Under CFR §21 (Code of Federal Regulations Title 21) in US Food and Drug Administration (FDA) database, only canned mushrooms are regulated. Regarding to fresh mushroom, Pennsylvania State University and the American Mushroom Institute developed Mushroom Good Agricultural Practice Programs to better guide mushroom growing, harvesting and shipping to meet food safety standards [116]. However, guideline of applying mushroom extract in food or nutraceutical products remains unclarified in the USA. On the other hand, Europe Commission categorizes mushrooms as novel food ingredients defined as “food ingredients that have not been used for human consumption to a significant degree in the EU before May 15, 1997.” For example, in order to get approval under EU novel food category, Shiitake mushroom extract GlycaNovaTM was requested additionally substantial evidences to prove its safety for consumption as food ingredient [117]. The case to some extent indicates that the application of mushroom extracts as food ingredients in EU has more restriction rules.

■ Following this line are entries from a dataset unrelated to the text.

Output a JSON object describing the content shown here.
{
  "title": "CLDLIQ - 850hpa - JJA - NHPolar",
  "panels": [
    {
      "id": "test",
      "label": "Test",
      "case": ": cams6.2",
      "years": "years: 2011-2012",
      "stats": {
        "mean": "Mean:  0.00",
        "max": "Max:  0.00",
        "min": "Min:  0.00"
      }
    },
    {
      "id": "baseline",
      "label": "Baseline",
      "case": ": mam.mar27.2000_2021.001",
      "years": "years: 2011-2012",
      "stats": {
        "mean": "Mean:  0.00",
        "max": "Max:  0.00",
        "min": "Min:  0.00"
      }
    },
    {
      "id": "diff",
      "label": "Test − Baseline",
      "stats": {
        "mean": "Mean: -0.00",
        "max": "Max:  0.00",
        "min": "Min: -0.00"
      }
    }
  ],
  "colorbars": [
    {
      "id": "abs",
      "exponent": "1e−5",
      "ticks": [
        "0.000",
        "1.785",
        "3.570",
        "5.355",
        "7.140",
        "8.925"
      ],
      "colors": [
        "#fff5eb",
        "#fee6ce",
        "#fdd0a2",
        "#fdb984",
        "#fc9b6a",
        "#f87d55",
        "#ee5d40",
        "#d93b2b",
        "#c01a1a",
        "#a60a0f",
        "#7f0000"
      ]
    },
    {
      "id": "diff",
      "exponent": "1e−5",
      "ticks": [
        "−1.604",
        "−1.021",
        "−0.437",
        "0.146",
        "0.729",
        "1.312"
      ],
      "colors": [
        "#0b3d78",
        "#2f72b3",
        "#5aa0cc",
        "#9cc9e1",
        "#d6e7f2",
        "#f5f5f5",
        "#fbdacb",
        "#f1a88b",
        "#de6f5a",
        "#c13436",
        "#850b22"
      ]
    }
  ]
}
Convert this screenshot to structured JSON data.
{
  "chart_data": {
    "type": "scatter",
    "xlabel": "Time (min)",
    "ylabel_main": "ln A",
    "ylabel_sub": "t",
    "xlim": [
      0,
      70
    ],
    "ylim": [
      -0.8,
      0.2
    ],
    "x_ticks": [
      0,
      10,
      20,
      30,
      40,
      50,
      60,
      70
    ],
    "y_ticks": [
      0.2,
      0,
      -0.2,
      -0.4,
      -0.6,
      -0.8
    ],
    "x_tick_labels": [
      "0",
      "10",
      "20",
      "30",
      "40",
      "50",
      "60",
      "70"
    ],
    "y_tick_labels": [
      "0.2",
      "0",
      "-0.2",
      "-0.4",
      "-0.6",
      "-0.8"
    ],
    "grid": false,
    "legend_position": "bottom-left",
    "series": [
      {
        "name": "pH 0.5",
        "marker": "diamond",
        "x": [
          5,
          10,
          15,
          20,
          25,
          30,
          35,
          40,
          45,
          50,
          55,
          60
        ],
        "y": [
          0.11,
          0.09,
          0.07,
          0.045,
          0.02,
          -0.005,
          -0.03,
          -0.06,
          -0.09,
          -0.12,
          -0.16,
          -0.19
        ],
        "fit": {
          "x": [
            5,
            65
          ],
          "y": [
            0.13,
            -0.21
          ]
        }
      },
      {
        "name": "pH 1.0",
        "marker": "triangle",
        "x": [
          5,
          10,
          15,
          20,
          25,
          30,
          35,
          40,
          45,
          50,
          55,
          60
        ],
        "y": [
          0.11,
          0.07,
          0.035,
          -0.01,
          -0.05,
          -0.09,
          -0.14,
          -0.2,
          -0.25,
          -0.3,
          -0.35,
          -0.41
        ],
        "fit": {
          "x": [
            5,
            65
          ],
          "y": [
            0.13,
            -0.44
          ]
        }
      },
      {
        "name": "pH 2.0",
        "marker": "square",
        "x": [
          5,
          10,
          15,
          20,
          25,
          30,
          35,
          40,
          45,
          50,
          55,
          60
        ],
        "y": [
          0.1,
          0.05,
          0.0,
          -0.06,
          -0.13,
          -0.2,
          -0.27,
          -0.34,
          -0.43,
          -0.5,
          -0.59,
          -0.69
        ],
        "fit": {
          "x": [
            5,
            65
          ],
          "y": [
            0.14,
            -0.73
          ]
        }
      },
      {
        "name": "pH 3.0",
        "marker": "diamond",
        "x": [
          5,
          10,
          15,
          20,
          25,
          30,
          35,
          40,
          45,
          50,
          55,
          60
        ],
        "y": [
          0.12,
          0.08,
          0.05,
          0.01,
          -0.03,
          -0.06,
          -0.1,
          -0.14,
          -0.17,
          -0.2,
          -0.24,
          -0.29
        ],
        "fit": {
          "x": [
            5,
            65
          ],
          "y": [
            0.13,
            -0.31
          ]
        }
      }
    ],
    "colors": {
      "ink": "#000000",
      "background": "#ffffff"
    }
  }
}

Overall, most of the current patents use conventional extraction methods to extract bioactive compounds. Abundant patents have also proven the healthy effects of mushroom extracts. However, non-conventional extraction methods were only reported in several patents. In addition, regulation on mushroom and mushroom extracts in Western countries remains relatively unclear and under developed. More studies on toxicology of nutritionally valuable compounds from mushroom should be conducted.

Concluding Remarks

This review focuses on various technologies used for the extraction of bioactive compounds from mushrooms. Moreover, it provides a bird eye view on critical extraction parameters for maximum recovery of bioactive compounds. Overall, non-conventional cell disruption technologies may allow the extraction of nutritionally valuable compounds from mushrooms from an economical and environmental sustainable point of view. There is a need to develop a database to establish the optimum conditions to extract specific compounds with the appropriate technology and each mushroom family should be studied separately. Moreover, there is a need to study what compounds are better extracted and the nutritional quality of them. Some challenges must be addressed before non-conventional techniques become a reliable option for extractions, and they include production cost, scalability, and safety.